MS SQL: how to reorganize identity column values?

Mycroft Holmes

So did Geralds ideas help?

Never underestimate the power of human stupidity RAH

michal kreslik

hello, guys, thanks much for your suggestions! update: I have selected the 1.6 billion rows from the old table into a new table without any problems (it took a while, though). I did the cast to bigint on the way. the growth of the log file was nothing compared to me trying to change the Int32 to Int64 directly in the old table. I scripted the constraints from the old table and now I'm adding them to the new table (will take a while I guess as after adding the constraints I'm re-checking them) after that I'll take note what indexes were in the old table, I'll drop the old table, rename the new table and build the indexes on the new table. I'll update you how it goes. obviously, I have a full backup of the last state of the database (file copy DB + LOG). thanks again for you help so far! Michal

PIEBALDconsult

Mycroft Holmes wrote:

especially in the development phase

And after a few months or years? And, perhaps, you could mock it up; have your own Guid class that returns: g = new System.Guid ( "00000000-0000-0000-0000-000000000001" ) ; g = new System.Guid ( "00000000-0000-0000-0000-000000000002" ) ; etc. for during development. P.S. Maybe I should get right on that.

Mycroft Holmes

After a few more years it is the problem of the support team :rolleyes: . I know that's not a reasonable answer!

PIEBALDconsult wrote:

And, perhaps, you could mock it up; have your own Guid class that returns:

and the difference between

Select * from SomeTable where ID = 1

and

Select * from SomeTable where ID = '00000000-0000-0000-0000-000000000001'

Is that in the 2nd instance I HAVE to cut and paste or 29 key strokes plus 4 shifts oh yeah and the ', and I can remember 1. Nope guids are a developers nightmare, if I knew before hand that a contract used guids for IDs I would refuse the contract (I have not been desperate for work for a looong time). IMHO the only valid application for guids is in a distributed application where the data is to be merged and even then I would opt for a locationid or only put the guids on the transaction table!
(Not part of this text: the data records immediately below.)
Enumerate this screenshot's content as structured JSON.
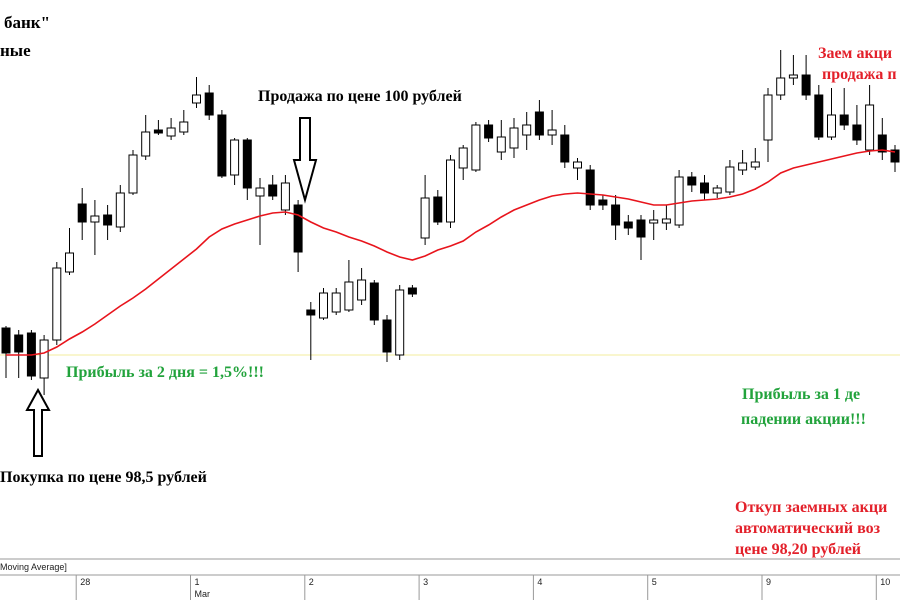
{
  "chart_data": {
    "type": "candlestick",
    "title_lines": [
      "банк\"",
      "ные"
    ],
    "ylim": [
      96.5,
      102
    ],
    "categories": [
      null,
      null,
      null,
      null,
      null,
      null,
      "28",
      null,
      null,
      null,
      null,
      null,
      null,
      null,
      null,
      "1",
      null,
      null,
      null,
      null,
      null,
      null,
      null,
      null,
      "2",
      null,
      null,
      null,
      null,
      null,
      null,
      null,
      null,
      "3",
      null,
      null,
      null,
      null,
      null,
      null,
      null,
      null,
      "4",
      null,
      null,
      null,
      null,
      null,
      null,
      null,
      null,
      "5",
      null,
      null,
      null,
      null,
      null,
      null,
      null,
      null,
      "9",
      null,
      null,
      null,
      null,
      null,
      null,
      null,
      null,
      "10",
      null
    ],
    "category_months": [
      null,
      null,
      null,
      null,
      null,
      null,
      null,
      null,
      null,
      null,
      null,
      null,
      null,
      null,
      null,
      "Mar",
      null,
      null,
      null,
      null,
      null,
      null,
      null,
      null,
      null,
      null,
      null,
      null,
      null,
      null,
      null,
      null,
      null,
      null,
      null,
      null,
      null,
      null,
      null,
      null,
      null,
      null,
      null,
      null,
      null,
      null,
      null,
      null,
      null,
      null,
      null,
      null,
      null,
      null,
      null,
      null,
      null,
      null,
      null,
      null,
      null,
      null,
      null,
      null,
      null,
      null,
      null,
      null,
      null,
      null,
      null
    ],
    "open": [
      98.77,
      98.7,
      98.72,
      98.27,
      98.65,
      99.33,
      100.01,
      99.83,
      99.9,
      99.78,
      100.12,
      100.49,
      100.75,
      100.69,
      100.73,
      101.02,
      101.12,
      100.9,
      100.3,
      100.65,
      100.09,
      100.2,
      99.95,
      100.0,
      98.95,
      98.87,
      98.93,
      98.95,
      99.05,
      99.22,
      98.85,
      98.5,
      99.17,
      99.67,
      100.08,
      99.83,
      100.37,
      100.35,
      100.8,
      100.53,
      100.57,
      100.7,
      100.93,
      100.7,
      100.7,
      100.37,
      100.35,
      100.05,
      100.0,
      99.83,
      99.85,
      99.82,
      99.82,
      99.8,
      100.28,
      100.22,
      100.12,
      100.13,
      100.35,
      100.38,
      100.65,
      101.1,
      101.27,
      101.3,
      101.1,
      100.68,
      100.9,
      100.8,
      100.55,
      100.7,
      100.55
    ],
    "high": [
      98.79,
      98.75,
      98.75,
      98.7,
      99.43,
      99.77,
      100.17,
      100.05,
      100.0,
      100.2,
      100.55,
      100.9,
      100.85,
      100.87,
      100.95,
      101.28,
      101.2,
      100.95,
      100.67,
      100.67,
      100.27,
      100.3,
      100.3,
      100.05,
      99.03,
      99.17,
      99.17,
      99.45,
      99.37,
      99.25,
      98.9,
      99.2,
      99.2,
      100.3,
      100.15,
      100.5,
      100.6,
      100.83,
      100.85,
      100.85,
      100.87,
      100.93,
      101.05,
      100.95,
      100.8,
      100.47,
      100.4,
      100.1,
      100.1,
      99.9,
      99.9,
      99.95,
      100.0,
      100.35,
      100.33,
      100.3,
      100.2,
      100.45,
      100.55,
      100.57,
      101.17,
      101.55,
      101.5,
      101.5,
      101.2,
      101.17,
      101.17,
      101.0,
      101.2,
      100.87,
      100.6
    ],
    "low": [
      98.27,
      98.27,
      98.25,
      98.1,
      98.6,
      99.3,
      99.65,
      99.5,
      99.65,
      99.73,
      100.1,
      100.45,
      100.7,
      100.65,
      100.7,
      100.97,
      100.85,
      100.27,
      100.2,
      100.05,
      99.6,
      100.05,
      99.9,
      99.33,
      98.45,
      98.85,
      98.9,
      98.93,
      99.0,
      98.8,
      98.43,
      98.45,
      99.08,
      99.6,
      99.8,
      99.77,
      100.25,
      100.33,
      100.63,
      100.45,
      100.47,
      100.55,
      100.65,
      100.6,
      100.37,
      100.25,
      99.95,
      99.95,
      99.65,
      99.7,
      99.45,
      99.65,
      99.75,
      99.77,
      100.13,
      100.05,
      100.07,
      100.1,
      100.3,
      100.35,
      100.43,
      101.05,
      101.2,
      101.05,
      100.65,
      100.65,
      100.75,
      100.6,
      100.5,
      100.45,
      100.33
    ],
    "close": [
      98.52,
      98.53,
      98.29,
      98.65,
      99.37,
      99.52,
      99.83,
      99.89,
      99.8,
      100.12,
      100.5,
      100.73,
      100.72,
      100.77,
      100.83,
      101.1,
      100.9,
      100.29,
      100.65,
      100.17,
      100.17,
      100.09,
      100.22,
      99.53,
      98.9,
      99.12,
      99.12,
      99.23,
      99.25,
      98.85,
      98.53,
      99.15,
      99.11,
      100.07,
      99.83,
      100.45,
      100.57,
      100.8,
      100.67,
      100.68,
      100.77,
      100.8,
      100.7,
      100.75,
      100.43,
      100.43,
      100.0,
      100.0,
      99.8,
      99.77,
      99.68,
      99.85,
      99.86,
      100.28,
      100.2,
      100.12,
      100.17,
      100.38,
      100.42,
      100.43,
      101.1,
      101.27,
      101.3,
      101.1,
      100.68,
      100.9,
      100.8,
      100.65,
      101.0,
      100.53,
      100.43
    ],
    "up_color": "#ffffff",
    "down_color": "#000000",
    "moving_average": {
      "color": "#e8141c",
      "values": [
        98.5,
        98.5,
        98.5,
        98.52,
        98.58,
        98.66,
        98.73,
        98.81,
        98.9,
        98.99,
        99.07,
        99.16,
        99.26,
        99.36,
        99.46,
        99.56,
        99.68,
        99.76,
        99.81,
        99.85,
        99.89,
        99.92,
        99.93,
        99.9,
        99.83,
        99.77,
        99.73,
        99.68,
        99.64,
        99.59,
        99.53,
        99.48,
        99.45,
        99.49,
        99.55,
        99.59,
        99.64,
        99.73,
        99.8,
        99.88,
        99.95,
        100.0,
        100.05,
        100.09,
        100.11,
        100.12,
        100.11,
        100.1,
        100.08,
        100.06,
        100.03,
        100.0,
        100.0,
        100.02,
        100.04,
        100.05,
        100.06,
        100.08,
        100.11,
        100.16,
        100.23,
        100.32,
        100.37,
        100.4,
        100.43,
        100.46,
        100.49,
        100.52,
        100.54,
        100.55,
        100.53
      ]
    },
    "level": {
      "value": 98.5,
      "color": "#f3ec9c"
    },
    "indicator_label": "Moving Average]",
    "annotations": [
      {
        "color": "#000000",
        "lines": [
          "Продажа по цене 100 рублей"
        ]
      },
      {
        "color": "#22a33c",
        "lines": [
          "Прибыль за 2 дня = 1,5%!!!"
        ]
      },
      {
        "color": "#000000",
        "lines": [
          "Покупка по цене 98,5 рублей"
        ]
      },
      {
        "color": "#e3202a",
        "lines": [
          "Заем акци",
          "продажа п"
        ]
      },
      {
        "color": "#22a33c",
        "lines": [
          "Прибыль за 1 де",
          "падении акции!!!"
        ]
      },
      {
        "color": "#e3202a",
        "lines": [
          "Откуп заемных акци",
          "автоматический воз",
          "цене 98,20 рублей"
        ]
      }
    ]
  }
}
Never underestimate the power of human stupidity RAH

PIEBALDconsult

Well, I've used them for a few projects now (by choice) and I find them superior in ways that matter to me.

Mycroft Holmes

PIEBALDconsult wrote:

I find them superior in ways that matter to me

Would you care to elaborate, I'm very interested to hear how they are of a benefit other than the distributed requirement I am aware of.

Never underestimate the power of human stupidity RAH

michal kreslik

update: so I'm again at the beginning. the attempt to set the bigint column in the new table to Identity results in the SQL server growing the LOG so that it fills the whole disk and then it stops doing anything. why should this simple operation be so dramatically demanding? I'll now try to repeat the whole process, but first I'll create the new table with the Identity column already set up and only then I'll select into this table from the original table. I'll appreciate any suggestions. thanks, Michal

Mycroft Holmes

Don't forget to turn indentity insert on

Never underestimate the power of human stupidity RAH

michal kreslik

yes, I know, thanks. I've done this already with the same DB before. let's see, I'll update you, thanks much. Michal

michal kreslik

I'm using GUIDs as keys in another database where multiple servers need to write to the same table. so this is the model of the distributed app you were talking about. but even there it's not ideal. just yesterday I was thinking about changing this structure. in another table of the same database I'm storing rows that contain this GUID as a FK. there are many rows with the same GUID and I need to group these rows based on the GUID. the problem is obviously the performance. I have a clustered index on a table that has this GUID as a FK on which I base the clustering. since new GUIDs don't come in a sequential order (they're generated randomly), each insert with a new GUID into this GUID-clustered table will force the index to be recalculated. this wouldn't happen with sequential autogenerated values like int. Michal

Mycroft Holmes

If you opt for the identity type column the cost is a complex primary key on the merged table (ID & Server) and I'd think that may have a higher cost than the guid. As piebald suggested a custom guid based on an identity field and server may be a good idea!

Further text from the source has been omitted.